Here are photos taken by a camera I have fallen back in love with --- my 10-year-old Canon SD780 IS, which I took to China in 2010. Last Saturday morning, I walked up and down Piedmont Avenue, to snap images of the devastating impact of Corona on a number of small businesses, the "mom and pop" shops that give the Avenue rich personalized color and culture.
The most crushing blow of all, the closing of Issues, owned by two lovely people, Joe, and Noella. They stocked magazines and books from all over the world. And the customer base was, surprisingly, predominately younger.
Unable to get any loans to carry on, Noella, seen here, issued a touching farewell on their Facebook page: "We never wanted to make this announcement. We wanted ISSUES to be a special place in the community forever. We poured our hearts and our souls into ISSUES and Oakland for thirteen years and it was our baby. Again, we are devastated and heartbroken. Thank you for making these years so amazing for us. We never could have done this without all of you. Please take care.With all our hearts, Noella & Joe"
I counted around six to 8 shops on the Avenue that appear to be either closed or on the verge of it
Only a block down from Issues, Gaylord's now stands empty, too. It came out of the early 1970s, fostering a funky youthful atmosphere, very laid back. You'd order at the register, and you could hang out there for hours. Local paintings on the walls, excellent salads and sandwiches. I never thought this place would go dark.
I went to the Piedmont Grocery over the weekend, the first time in around 10 weeks, just to get fresh Salmon.
At Pete's Coffee. People are very good about honoring each other's six feet. Virtually everyone wears a mask.
Remember newspapers, and how they once fought for space in the racks? We are getting closer to the cold, alienating intersection at MacArthur Boulevard.
And there it is, the long winding boulevard whose name conjures up the worst images of Oakland. This is where the wonderful neighborly look and feel of Piedmont Avenue abruptly ends. Cross the street, and that world is gone.
I hope he's not gone. My barbershop, with a note on the door stating "temporarily closed". A good sign -- hold that thought, I tell myself. Recently out of desperation, I raised a pair of scissors to my face in the mirror, and was able to clip away some of the hair around my ears. I am thinking of asking Van, assuming he returns, to give me a very quick two or three minutes in the chair, just for the essentials, at full price.

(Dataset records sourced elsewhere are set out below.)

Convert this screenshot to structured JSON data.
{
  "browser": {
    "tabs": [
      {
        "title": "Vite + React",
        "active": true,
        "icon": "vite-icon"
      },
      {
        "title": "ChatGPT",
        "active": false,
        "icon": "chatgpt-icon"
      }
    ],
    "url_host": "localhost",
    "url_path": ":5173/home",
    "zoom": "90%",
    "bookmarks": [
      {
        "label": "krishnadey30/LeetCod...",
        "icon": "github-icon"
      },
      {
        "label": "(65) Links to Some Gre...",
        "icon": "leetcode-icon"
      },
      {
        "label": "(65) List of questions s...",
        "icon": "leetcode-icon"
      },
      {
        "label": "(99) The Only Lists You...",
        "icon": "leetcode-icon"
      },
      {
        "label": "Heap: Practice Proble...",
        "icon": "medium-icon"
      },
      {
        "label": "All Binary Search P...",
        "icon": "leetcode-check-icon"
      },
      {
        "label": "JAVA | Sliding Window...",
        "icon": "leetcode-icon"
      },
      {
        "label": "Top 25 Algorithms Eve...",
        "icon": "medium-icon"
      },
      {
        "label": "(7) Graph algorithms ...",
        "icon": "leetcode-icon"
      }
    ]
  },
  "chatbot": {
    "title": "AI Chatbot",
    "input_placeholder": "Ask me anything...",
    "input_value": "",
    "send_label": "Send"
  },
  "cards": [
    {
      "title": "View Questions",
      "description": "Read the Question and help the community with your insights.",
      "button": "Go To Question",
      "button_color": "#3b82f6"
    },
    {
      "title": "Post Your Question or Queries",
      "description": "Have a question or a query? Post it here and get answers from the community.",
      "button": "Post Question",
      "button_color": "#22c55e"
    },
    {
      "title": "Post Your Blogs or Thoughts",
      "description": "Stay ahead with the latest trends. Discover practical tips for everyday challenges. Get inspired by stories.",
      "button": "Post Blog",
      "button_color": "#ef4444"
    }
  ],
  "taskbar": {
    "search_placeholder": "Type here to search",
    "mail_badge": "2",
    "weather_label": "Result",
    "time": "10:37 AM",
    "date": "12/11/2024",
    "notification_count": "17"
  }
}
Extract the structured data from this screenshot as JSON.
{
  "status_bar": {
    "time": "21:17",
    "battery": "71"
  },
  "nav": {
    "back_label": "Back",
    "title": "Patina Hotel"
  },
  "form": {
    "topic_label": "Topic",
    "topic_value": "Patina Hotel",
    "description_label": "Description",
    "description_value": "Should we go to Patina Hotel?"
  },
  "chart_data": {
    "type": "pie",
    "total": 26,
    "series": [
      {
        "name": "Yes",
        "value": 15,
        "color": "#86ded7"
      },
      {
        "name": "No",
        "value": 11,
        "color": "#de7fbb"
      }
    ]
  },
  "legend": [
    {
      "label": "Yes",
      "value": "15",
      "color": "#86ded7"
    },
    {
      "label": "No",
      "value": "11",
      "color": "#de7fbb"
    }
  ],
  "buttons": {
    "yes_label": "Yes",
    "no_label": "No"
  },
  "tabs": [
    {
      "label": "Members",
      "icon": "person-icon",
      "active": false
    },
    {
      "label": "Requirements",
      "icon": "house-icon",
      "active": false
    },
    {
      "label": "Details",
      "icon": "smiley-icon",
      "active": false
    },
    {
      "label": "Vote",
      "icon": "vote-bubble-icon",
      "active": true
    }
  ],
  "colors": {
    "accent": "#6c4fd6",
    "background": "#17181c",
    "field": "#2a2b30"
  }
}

Lonely settled morning. I know that man with the dog, the latter a delight when he wears his little bright red vest and skips on air. And here they are, closeup.

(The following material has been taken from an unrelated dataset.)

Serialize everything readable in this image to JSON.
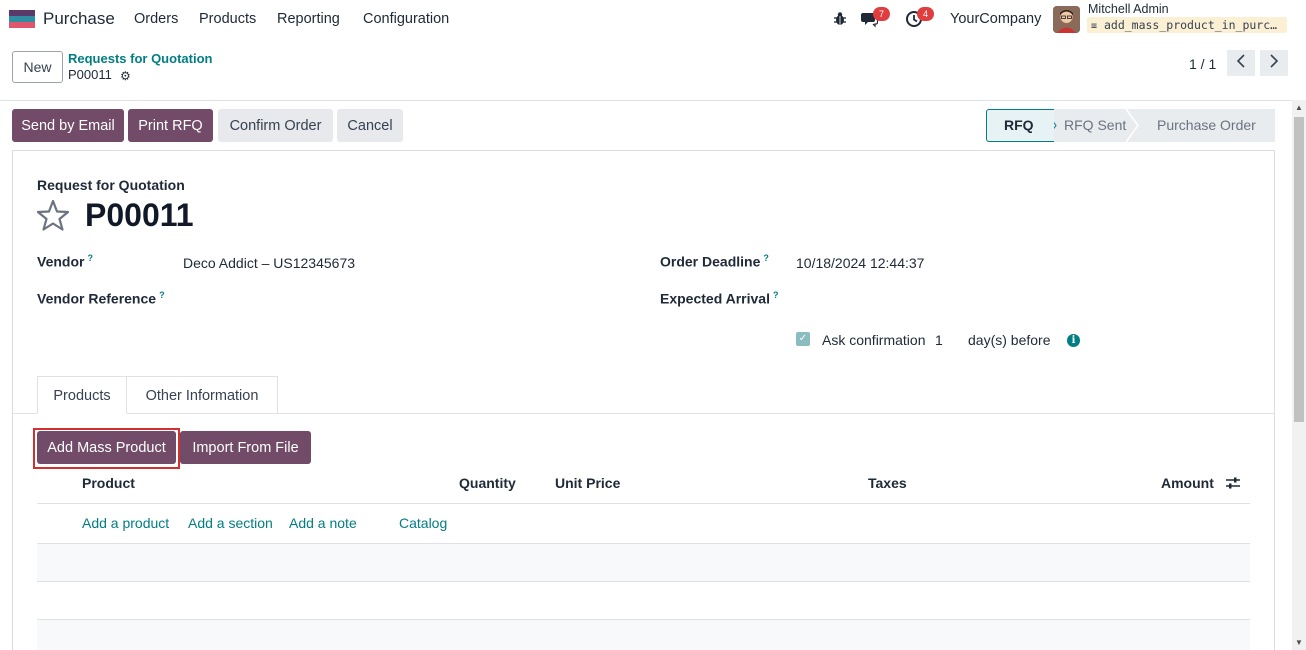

We talked about the closing of Gaylord's. He said that it seemed to be going downhill the last couple of years, and thinks that we may witness more closings. He is like many people you pass over the years, to whom you never quite come to introducing yourself.
A picture before and after all viruses
Back to camera talk
Enamored of the sharper detail from my first iPhone, purchased four years ago, I saw no need to carry the Canon with me, hastily letting go of it.
But of late, four years after I deserted it, I have begun wondering if a camera can be so overloaded with "pixels" as to create impressive images that exceed in detail what the eye actually sees? That is, if they produce their own dazzling creations, ever more microscopic, rather than honest reproductions? Are the images produced by my Canon more impressionistic? Or might they also be closer to the truth? Looking back through the scrapbooks I keep, I marvel at the photos it had produced for me, such as those in China.
Take a close look at the photo, above, of a painting by my grandfather, Carl August Heliodor Hammarstrom, snapped by my Canon. Notice the faint white streaks above the sun drifting left and upwards? I snapped the same picture on my iPhone SE, which makes the streak more distinctly pronounced, and the sun a little brighter, something I do not see when I stand before the actual painting on the wall.
And thus, I can say with reason that what I considered might be driven by my sentimental loyalty to things that last and work well, is more than that. And I am left with a re-found respect for this little camera. How could I disrespect a camera that so accurately captures the subtleties of my grandfather's brush? It feels good to be back with an old friend in my hand.